Damian Jones was the Golden State Warriors' first round pick in 2016 and only had limited playing time during his rookie season. It remains to be seen how he'll be utilized during his second season with the team.
The allure of the unknown within the Golden State Warriors organization is perhaps strongest regarding Damian Jones.
On a championship roster that boasts such formidable depth, opportunities for young players can be scarce. Jones is penciled in as the third string center behind Zaza Pachulia and JaVale McGee, but visions of what he would be able to do with increased playing time previously ran rampant when the roster was still in flux.
It wasn’t clear at the beginning of the offseason that Pachulia or McGee would re-sign with the team, and Jones was on the verge of being delegated more responsibility for the upcoming 2017-2018 season.
With Pachulia and McGee back, it remains to be seen how much Jones will be utilized by the coaching staff next season.

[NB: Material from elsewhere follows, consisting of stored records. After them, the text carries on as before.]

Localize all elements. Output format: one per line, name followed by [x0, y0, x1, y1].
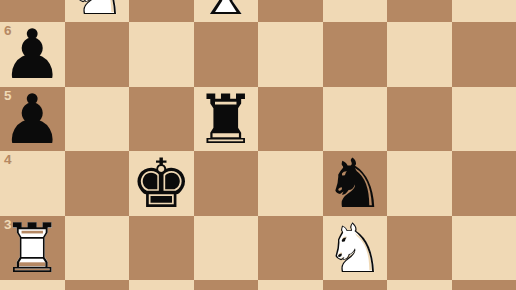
square-d7[interactable]: ♝♗ — [194, 0, 259, 22]
piece-black-rook-d5[interactable]: ♜ — [194, 87, 259, 152]
chess-board-viewport: ♞♘♝♗6♟5♟♜4♚♞3♜♖♞♘ — [0, 0, 516, 290]
square-g7[interactable] — [387, 0, 452, 22]
square-b3[interactable] — [65, 216, 130, 281]
square-h6[interactable] — [452, 22, 516, 87]
square-a6[interactable]: 6♟ — [0, 22, 65, 87]
piece-white-bishop-d7[interactable]: ♝♗ — [194, 0, 259, 22]
square-c2[interactable] — [129, 280, 194, 290]
black-pawn-icon: ♟ — [0, 23, 65, 88]
square-b4[interactable] — [65, 151, 130, 216]
black-king-icon: ♚ — [129, 152, 194, 217]
square-b7[interactable]: ♞♘ — [65, 0, 130, 22]
square-g4[interactable] — [387, 151, 452, 216]
square-c6[interactable] — [129, 22, 194, 87]
white-knight-outline-icon: ♘ — [323, 217, 388, 282]
white-bishop-outline-icon: ♗ — [194, 0, 259, 23]
square-a3[interactable]: 3♜♖ — [0, 216, 65, 281]
square-h7[interactable] — [452, 0, 516, 22]
piece-white-knight-f3[interactable]: ♞♘ — [323, 216, 388, 281]
square-b2[interactable] — [65, 280, 130, 290]
square-h2[interactable] — [452, 280, 516, 290]
square-h4[interactable] — [452, 151, 516, 216]
black-pawn-icon: ♟ — [0, 88, 65, 153]
square-c5[interactable] — [129, 87, 194, 152]
rank-label-4: 4 — [4, 151, 12, 168]
square-f7[interactable] — [323, 0, 388, 22]
square-d3[interactable] — [194, 216, 259, 281]
square-h3[interactable] — [452, 216, 516, 281]
square-e2[interactable] — [258, 280, 323, 290]
square-f6[interactable] — [323, 22, 388, 87]
piece-white-knight-b7[interactable]: ♞♘ — [65, 0, 130, 22]
black-rook-icon: ♜ — [194, 88, 259, 153]
square-f2[interactable] — [323, 280, 388, 290]
square-b5[interactable] — [65, 87, 130, 152]
piece-white-rook-a3[interactable]: ♜♖ — [0, 216, 65, 281]
square-c3[interactable] — [129, 216, 194, 281]
square-d5[interactable]: ♜ — [194, 87, 259, 152]
piece-black-pawn-a5[interactable]: ♟ — [0, 87, 65, 152]
piece-black-pawn-a6[interactable]: ♟ — [0, 22, 65, 87]
square-h5[interactable] — [452, 87, 516, 152]
square-a4[interactable]: 4 — [0, 151, 65, 216]
square-g3[interactable] — [387, 216, 452, 281]
piece-black-knight-f4[interactable]: ♞ — [323, 151, 388, 216]
square-g5[interactable] — [387, 87, 452, 152]
square-c7[interactable] — [129, 0, 194, 22]
white-rook-outline-icon: ♖ — [0, 217, 65, 282]
piece-black-king-c4[interactable]: ♚ — [129, 151, 194, 216]
square-f4[interactable]: ♞ — [323, 151, 388, 216]
square-b6[interactable] — [65, 22, 130, 87]
chess-board: ♞♘♝♗6♟5♟♜4♚♞3♜♖♞♘ — [0, 0, 516, 290]
white-knight-outline-icon: ♘ — [65, 0, 130, 23]
square-g2[interactable] — [387, 280, 452, 290]
square-e3[interactable] — [258, 216, 323, 281]
square-f3[interactable]: ♞♘ — [323, 216, 388, 281]
square-e5[interactable] — [258, 87, 323, 152]
square-g6[interactable] — [387, 22, 452, 87]
square-d4[interactable] — [194, 151, 259, 216]
square-f5[interactable] — [323, 87, 388, 152]
square-d6[interactable] — [194, 22, 259, 87]
square-a2[interactable] — [0, 280, 65, 290]
square-c4[interactable]: ♚ — [129, 151, 194, 216]
square-d2[interactable] — [194, 280, 259, 290]
square-e7[interactable] — [258, 0, 323, 22]
square-a5[interactable]: 5♟ — [0, 87, 65, 152]
black-knight-icon: ♞ — [323, 152, 388, 217]
square-e4[interactable] — [258, 151, 323, 216]
square-e6[interactable] — [258, 22, 323, 87]
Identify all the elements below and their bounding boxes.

Right before the 2016 NBA Draft, he tore his right pectoral muscle during a workout, but the Warriors were still intrigued enough by his talent to take him 30th overall.
With the success general manager Bob Myers has had in building through the draft with picks like Harrison Barnes, Festus Ezeli, and Draymond Green, it gives Jones extra credibility that the Warriors were willing to take a chance on him.
Scouting Report on Damian Jones
Like Ezeli, Jones is a center from Vanderbilt taken at pick number 30. Jones stands at 7’0’’ and weighs 245 LBS.
He split time between the NBA and the D-League last season. He saw action in 10 NBA games and averaged 8.5 minutes per game.
It’s an extremely small sample size to project what he can ultimately accomplish at this level, but he possesses vast potential.
His nearly 7’4’’ wingspan and impressive athleticism indicate that there is a solid probability that he can develop into a reliable rim protector on the defensive end. He also has quick feet and can stay with perimeter players on pick-and-roll switches.
Shot-blocking seemed to come more naturally to him at Vanderbilt than rebounding. For a center as large and athletic as he is, he wasn’t as dominant of a rebounder in college as one would expect.
However, he ranked 5th on the Warriors last season in Total Rebound Percentage, which offers a glimpse of where he can make an impact.
For some perspective, his Total Rebound Percentage last year of 14.8% is more than Paul Millsap’s career total of 14.74%. Again, it’s a very limited sample size, but certainly promising.
His offensive skill set needs more polish. He relied mainly on his athleticism to score while in college and never developed a particularly skilled post-game with the Commodores.
Only Anderson Varejao averaged fewer points per 48 minutes on the Warriors than Jones did last season, illustrating his still limited offensive game.
He didn’t especially impress as a passer coming out of college either, which is something that the Warriors count on their centers to be adept at.
The re-signings of Pachulia and McGee might end up being a blessing in disguise for Jones, even if it means less playing time for him in the foreseeable future.
It will give him another season to develop his game further with the Santa Cruz Warriors down in the NBA G League (formerly the NBA D-League). He played in 31 games for them last season.
If the team is entirely healthy, Jones probably won’t be one of the 12 active players on the roster. Stephen Curry, Kevin Durant, Klay Thompson, Draymond Green, Andre Iguodala, Shaun Livingston, Nick Young, Pachulia, McGee, David West, Omri Casspi, and Patrick McCaw are the top 12 guys.
That leaves the remaining roster spots to be filled with Jones, Kevon Looney, and Jordan Bell as the regular season approaches.
For the time being, Jones will continue to serve as an enticing vision of what the future can hold for the Warriors at the center position.